GLMs¶

cumulative_logistic¶

class diamond.glms.cumulative_logistic.CumulativeLogisticRegression(train_df, priors_df, copy=False, test_df=None)[source]¶

Cumulative logistic regression model with arbitrary crossed random effects and known covariances

fit(formula, **kwargs)[source]¶

Fit the model specified by formula and training data

Keyword Arguments:
Parameters:	formula (string) – R-style formula expressing the model to fit. eg. $y \sim 1 + x + (1 + x \| group)$
	intercepts – array-like, optional. Initial values for intercepts. Must be monotonically increasing and have length == number of response levels minus one main – array-like, optional. Initial values for main effects. Must have length == number of main effects specified in formula kwargs – additional arguments passed to solver.fit
Returns:	dict of parameter estimates with keys “intercepts”, “main”, and one key for each grouping factor

initialize(formula, **kwargs)[source]¶

Get ready to fit the model by parsing the formula, checking priors, and creating design, penalty, and Hessian matrices

Keyword Arguments:
Parameters:	formula (string) – R-style formula expressing the model to fit. eg. $y \sim 1 + x + (1 + x \| group)$
	kwargs – additional arguments to pass to solver.fit method

predict(new_df)[source]¶

Use the estimated model to make predictions.
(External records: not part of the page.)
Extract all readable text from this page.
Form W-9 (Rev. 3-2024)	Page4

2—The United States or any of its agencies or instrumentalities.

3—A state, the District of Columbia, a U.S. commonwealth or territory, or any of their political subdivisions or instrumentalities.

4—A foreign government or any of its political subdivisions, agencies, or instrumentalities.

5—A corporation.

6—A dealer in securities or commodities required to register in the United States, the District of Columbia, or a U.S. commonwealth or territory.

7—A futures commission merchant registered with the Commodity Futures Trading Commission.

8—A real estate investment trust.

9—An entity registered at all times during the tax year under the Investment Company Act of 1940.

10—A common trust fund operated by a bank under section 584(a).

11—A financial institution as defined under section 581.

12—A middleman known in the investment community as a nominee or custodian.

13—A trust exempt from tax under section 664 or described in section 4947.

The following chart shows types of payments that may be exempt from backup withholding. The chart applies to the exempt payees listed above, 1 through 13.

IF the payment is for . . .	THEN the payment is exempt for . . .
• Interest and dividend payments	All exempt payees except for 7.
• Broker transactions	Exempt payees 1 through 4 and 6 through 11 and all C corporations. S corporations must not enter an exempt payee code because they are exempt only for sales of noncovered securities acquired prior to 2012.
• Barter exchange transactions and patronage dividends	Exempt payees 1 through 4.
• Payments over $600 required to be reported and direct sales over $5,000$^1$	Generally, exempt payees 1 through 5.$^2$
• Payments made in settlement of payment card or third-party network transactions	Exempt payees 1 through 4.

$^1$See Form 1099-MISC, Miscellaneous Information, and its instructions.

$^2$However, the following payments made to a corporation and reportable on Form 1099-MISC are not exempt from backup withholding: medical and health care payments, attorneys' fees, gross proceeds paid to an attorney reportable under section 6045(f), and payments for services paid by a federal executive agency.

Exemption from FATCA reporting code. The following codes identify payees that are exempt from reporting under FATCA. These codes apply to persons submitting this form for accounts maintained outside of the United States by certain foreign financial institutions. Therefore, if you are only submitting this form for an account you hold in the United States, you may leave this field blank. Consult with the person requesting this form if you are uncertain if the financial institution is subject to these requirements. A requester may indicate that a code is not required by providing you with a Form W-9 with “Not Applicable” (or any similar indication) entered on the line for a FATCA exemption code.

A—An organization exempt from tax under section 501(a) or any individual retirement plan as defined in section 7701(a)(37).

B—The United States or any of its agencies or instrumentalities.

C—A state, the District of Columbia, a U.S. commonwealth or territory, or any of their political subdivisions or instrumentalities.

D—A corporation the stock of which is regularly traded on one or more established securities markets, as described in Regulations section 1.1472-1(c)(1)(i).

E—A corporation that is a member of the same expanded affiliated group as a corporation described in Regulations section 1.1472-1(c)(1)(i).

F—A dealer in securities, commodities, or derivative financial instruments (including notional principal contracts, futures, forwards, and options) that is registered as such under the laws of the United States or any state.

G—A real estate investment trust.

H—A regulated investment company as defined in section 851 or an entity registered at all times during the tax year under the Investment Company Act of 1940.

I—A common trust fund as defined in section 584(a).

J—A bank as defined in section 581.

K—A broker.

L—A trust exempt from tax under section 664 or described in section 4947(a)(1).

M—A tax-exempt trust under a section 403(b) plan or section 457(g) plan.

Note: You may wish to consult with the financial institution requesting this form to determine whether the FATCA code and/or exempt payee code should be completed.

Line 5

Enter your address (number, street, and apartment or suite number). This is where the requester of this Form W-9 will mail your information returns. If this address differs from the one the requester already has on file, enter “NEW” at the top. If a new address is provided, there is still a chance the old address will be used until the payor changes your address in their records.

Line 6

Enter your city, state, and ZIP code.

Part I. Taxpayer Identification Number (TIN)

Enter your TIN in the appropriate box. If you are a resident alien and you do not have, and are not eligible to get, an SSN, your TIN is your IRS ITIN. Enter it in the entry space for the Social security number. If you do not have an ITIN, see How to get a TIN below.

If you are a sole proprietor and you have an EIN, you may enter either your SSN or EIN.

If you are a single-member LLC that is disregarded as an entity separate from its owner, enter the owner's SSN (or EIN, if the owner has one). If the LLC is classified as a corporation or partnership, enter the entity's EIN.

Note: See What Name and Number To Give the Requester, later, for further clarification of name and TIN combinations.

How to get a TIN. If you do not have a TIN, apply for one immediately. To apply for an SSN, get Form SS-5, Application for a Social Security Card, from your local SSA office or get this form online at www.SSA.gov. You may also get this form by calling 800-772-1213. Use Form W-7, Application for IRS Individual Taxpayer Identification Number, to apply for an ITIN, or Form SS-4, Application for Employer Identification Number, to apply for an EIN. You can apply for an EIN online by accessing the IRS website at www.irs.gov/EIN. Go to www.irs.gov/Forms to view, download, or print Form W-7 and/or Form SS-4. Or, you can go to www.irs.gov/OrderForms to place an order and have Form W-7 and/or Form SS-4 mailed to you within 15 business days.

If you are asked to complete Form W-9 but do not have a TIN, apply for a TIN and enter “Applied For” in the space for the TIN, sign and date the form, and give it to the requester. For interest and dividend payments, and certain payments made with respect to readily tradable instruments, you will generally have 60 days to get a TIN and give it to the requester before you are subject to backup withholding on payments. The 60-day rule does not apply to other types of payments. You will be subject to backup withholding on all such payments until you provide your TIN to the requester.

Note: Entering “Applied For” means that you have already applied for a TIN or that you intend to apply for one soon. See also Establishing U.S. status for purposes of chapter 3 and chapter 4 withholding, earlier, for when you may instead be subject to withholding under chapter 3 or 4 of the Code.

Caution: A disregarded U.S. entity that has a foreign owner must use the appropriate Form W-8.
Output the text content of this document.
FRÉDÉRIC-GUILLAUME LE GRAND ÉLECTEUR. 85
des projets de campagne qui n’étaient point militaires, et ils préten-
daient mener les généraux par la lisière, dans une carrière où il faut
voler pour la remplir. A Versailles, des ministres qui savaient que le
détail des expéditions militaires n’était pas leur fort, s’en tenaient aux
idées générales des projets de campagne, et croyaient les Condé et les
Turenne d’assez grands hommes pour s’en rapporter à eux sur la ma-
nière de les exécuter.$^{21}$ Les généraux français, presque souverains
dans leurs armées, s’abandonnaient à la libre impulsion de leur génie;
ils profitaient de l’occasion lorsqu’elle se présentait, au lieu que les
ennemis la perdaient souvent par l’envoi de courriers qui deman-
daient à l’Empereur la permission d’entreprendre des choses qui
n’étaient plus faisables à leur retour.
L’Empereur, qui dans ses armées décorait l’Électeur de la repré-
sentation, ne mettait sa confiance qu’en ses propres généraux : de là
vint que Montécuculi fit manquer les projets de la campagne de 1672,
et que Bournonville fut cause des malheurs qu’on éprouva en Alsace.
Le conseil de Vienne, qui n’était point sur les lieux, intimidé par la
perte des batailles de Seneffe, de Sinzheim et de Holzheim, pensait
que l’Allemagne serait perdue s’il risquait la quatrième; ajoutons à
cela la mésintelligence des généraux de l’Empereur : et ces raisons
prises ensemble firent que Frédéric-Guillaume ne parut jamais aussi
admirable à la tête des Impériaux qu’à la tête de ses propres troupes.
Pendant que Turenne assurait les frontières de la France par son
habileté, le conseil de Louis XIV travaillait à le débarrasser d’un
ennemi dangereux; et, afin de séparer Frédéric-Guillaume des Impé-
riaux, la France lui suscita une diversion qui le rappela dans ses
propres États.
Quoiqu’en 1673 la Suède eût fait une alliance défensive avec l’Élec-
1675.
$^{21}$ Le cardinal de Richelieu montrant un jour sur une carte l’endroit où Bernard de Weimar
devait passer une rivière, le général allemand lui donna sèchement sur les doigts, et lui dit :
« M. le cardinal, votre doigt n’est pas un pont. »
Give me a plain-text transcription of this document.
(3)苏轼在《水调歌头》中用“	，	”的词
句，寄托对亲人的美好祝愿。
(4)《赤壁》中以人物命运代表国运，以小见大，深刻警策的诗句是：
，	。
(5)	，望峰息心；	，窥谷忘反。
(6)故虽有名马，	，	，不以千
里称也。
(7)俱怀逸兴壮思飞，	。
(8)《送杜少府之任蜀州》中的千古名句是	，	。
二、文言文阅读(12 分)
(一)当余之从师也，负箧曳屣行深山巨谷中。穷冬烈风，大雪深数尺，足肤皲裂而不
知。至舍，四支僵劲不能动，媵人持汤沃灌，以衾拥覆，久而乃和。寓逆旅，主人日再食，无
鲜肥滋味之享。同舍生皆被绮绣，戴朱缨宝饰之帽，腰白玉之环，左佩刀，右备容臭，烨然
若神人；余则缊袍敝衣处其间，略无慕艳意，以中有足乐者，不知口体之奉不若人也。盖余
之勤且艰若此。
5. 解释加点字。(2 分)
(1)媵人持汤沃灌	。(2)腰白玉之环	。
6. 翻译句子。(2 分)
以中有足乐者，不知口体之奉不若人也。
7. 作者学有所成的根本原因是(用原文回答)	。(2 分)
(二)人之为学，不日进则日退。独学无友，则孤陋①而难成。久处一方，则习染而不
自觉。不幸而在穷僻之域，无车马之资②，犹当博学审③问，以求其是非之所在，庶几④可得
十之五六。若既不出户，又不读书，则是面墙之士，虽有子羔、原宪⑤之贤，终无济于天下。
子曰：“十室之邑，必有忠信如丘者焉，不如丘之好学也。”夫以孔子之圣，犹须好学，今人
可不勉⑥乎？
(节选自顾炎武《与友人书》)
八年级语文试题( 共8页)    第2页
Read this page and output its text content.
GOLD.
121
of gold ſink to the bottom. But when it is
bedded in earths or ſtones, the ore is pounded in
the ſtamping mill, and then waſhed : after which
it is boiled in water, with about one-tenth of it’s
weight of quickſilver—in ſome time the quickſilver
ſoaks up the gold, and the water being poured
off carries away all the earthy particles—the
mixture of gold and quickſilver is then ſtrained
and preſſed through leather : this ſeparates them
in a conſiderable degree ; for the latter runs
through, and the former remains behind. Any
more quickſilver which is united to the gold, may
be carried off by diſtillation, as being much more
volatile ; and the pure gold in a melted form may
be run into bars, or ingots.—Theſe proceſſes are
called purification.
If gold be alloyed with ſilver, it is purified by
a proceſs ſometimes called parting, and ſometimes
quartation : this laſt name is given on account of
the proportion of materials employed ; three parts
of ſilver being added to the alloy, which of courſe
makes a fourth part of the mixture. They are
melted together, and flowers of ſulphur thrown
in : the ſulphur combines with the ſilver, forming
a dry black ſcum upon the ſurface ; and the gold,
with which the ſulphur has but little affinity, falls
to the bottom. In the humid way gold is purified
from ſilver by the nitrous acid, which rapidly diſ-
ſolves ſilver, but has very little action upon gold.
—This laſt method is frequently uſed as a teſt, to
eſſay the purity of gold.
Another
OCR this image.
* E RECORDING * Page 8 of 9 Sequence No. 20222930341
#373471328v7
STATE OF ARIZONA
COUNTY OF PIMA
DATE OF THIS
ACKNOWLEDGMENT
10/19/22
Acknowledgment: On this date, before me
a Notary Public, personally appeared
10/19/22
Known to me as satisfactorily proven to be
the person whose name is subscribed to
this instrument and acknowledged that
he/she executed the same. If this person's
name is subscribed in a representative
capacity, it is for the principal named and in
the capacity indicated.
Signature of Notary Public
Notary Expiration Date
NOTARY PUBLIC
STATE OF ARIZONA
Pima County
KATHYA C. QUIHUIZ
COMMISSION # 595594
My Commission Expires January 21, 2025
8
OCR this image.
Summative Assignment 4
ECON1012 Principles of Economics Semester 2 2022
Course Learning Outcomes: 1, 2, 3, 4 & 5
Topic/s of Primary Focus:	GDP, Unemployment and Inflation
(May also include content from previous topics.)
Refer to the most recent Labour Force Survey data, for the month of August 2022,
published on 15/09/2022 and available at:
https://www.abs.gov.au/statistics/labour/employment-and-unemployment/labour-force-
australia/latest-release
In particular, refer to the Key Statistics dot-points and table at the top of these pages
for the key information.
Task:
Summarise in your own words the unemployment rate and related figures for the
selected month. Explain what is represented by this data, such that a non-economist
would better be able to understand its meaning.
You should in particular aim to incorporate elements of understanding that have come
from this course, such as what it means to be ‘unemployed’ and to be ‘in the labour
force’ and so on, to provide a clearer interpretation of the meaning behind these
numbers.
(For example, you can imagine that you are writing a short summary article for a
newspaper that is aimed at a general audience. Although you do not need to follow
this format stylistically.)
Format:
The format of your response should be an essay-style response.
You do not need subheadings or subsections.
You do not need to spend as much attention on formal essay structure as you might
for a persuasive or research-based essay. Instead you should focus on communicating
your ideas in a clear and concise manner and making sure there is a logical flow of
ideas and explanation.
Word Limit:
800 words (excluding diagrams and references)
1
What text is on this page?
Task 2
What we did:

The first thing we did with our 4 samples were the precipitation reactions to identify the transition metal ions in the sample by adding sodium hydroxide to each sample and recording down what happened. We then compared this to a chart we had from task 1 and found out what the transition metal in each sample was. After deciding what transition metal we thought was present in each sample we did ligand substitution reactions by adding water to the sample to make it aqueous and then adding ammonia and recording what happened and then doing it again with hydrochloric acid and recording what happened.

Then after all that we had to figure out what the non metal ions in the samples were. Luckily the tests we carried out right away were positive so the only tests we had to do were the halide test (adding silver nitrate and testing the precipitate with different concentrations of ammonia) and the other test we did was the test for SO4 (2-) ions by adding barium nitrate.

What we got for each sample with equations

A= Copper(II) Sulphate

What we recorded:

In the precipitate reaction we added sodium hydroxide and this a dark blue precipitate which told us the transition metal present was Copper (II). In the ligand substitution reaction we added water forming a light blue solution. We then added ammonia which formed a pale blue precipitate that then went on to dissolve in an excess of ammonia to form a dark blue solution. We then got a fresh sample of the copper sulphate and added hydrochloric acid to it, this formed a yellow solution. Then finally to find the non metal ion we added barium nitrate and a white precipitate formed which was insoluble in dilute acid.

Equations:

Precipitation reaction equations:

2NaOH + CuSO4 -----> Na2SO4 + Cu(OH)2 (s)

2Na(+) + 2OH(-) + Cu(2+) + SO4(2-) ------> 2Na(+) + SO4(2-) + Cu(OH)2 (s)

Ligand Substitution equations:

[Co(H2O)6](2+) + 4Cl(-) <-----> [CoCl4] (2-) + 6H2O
New levels of grouping factors are given fixed effects, with zero random effects

Parameters:	new_df (DataFrame) – data to make predictions on
Returns:	n x J matrix, where n is the number of rows of new_df and J is the number of possible response values. The (i, j) entry of this matrix is the probability that observation i realizes response level j.

class diamond.glms.glm.GLM(train_df, priors_df, copy=False, test_df=None)[source]¶

Bases: object

Binary or cumulative logistic regression model with arbitrary crossed random effects and known covariance

Initialize a diamond model

Parameters:

train_df (DataFrame) – DataFrame to estimate the model parameters with
priors_df (DataFrame) – Covariance matrix to use for regularization. Format is | group | var1 | var2 | vcov | where group represents the grouping factor, var1 and var2 specify the row and column of the covariance matrix, and vcov is a scalar for that entry of the covariance matrix. Note that if var2 is NULL, vcov is interpreted as the diagonal element of the covariance matrix for var1
copy (boolean) – Make a copy of train_df. If False, new columns will be created and the index will be reset.
test_df (DataFrame) – This is used to make predictions.

Returns:

Object (GLM)

initialize(formula, **kwargs)[source]¶

Get ready to fit the model by parsing the formula, checking priors, and creating design, penalty, and Hessian matrices

Keyword Arguments:
Parameters:	formula (string) – R-style formula expressing the model to fit. eg. $y \sim 1 + x + (1 + x \| group)$
	kwargs – additional arguments to pass to fit method

predict(new_df)[source]¶

Obtain predictions from a fitted diamond object. New levels of grouping factors are given fixed effects, with zero random effects

Parameters:	new_df (DataFrame) – data to make predictions on
Returns:	predictions, whose length is equal to the number of rows of the supplied DataFrame
Return type:	array_like

class diamond.glms.logistic.LogisticRegression(train_df, priors_df, copy=False, test_df=None)[source]¶

Logistic regression model with arbitrary crossed random effects and known covariances

fit(formula, **kwargs)[source]¶

Fit the model specified by formula and training data

Keyword Arguments:
Parameters:	formula (string) – R-style formula expressing the model to fit. eg. $y \sim 1 + x + (1 + x \| group)$
	kwargs – additional arguments passed to solver
Returns:	dict of estimated parameters

predict(new_df)[source]¶

Use estimated coefficients to make predictions on new data

Parameters:	new_df (DataFrame) –
Returns:	array-like. Predictions on the response scale, i.e. probabilities

refit(**kwargs)[source]¶

Update a fitted model. Any kwargs not supplied will be reused from original call to self.fit()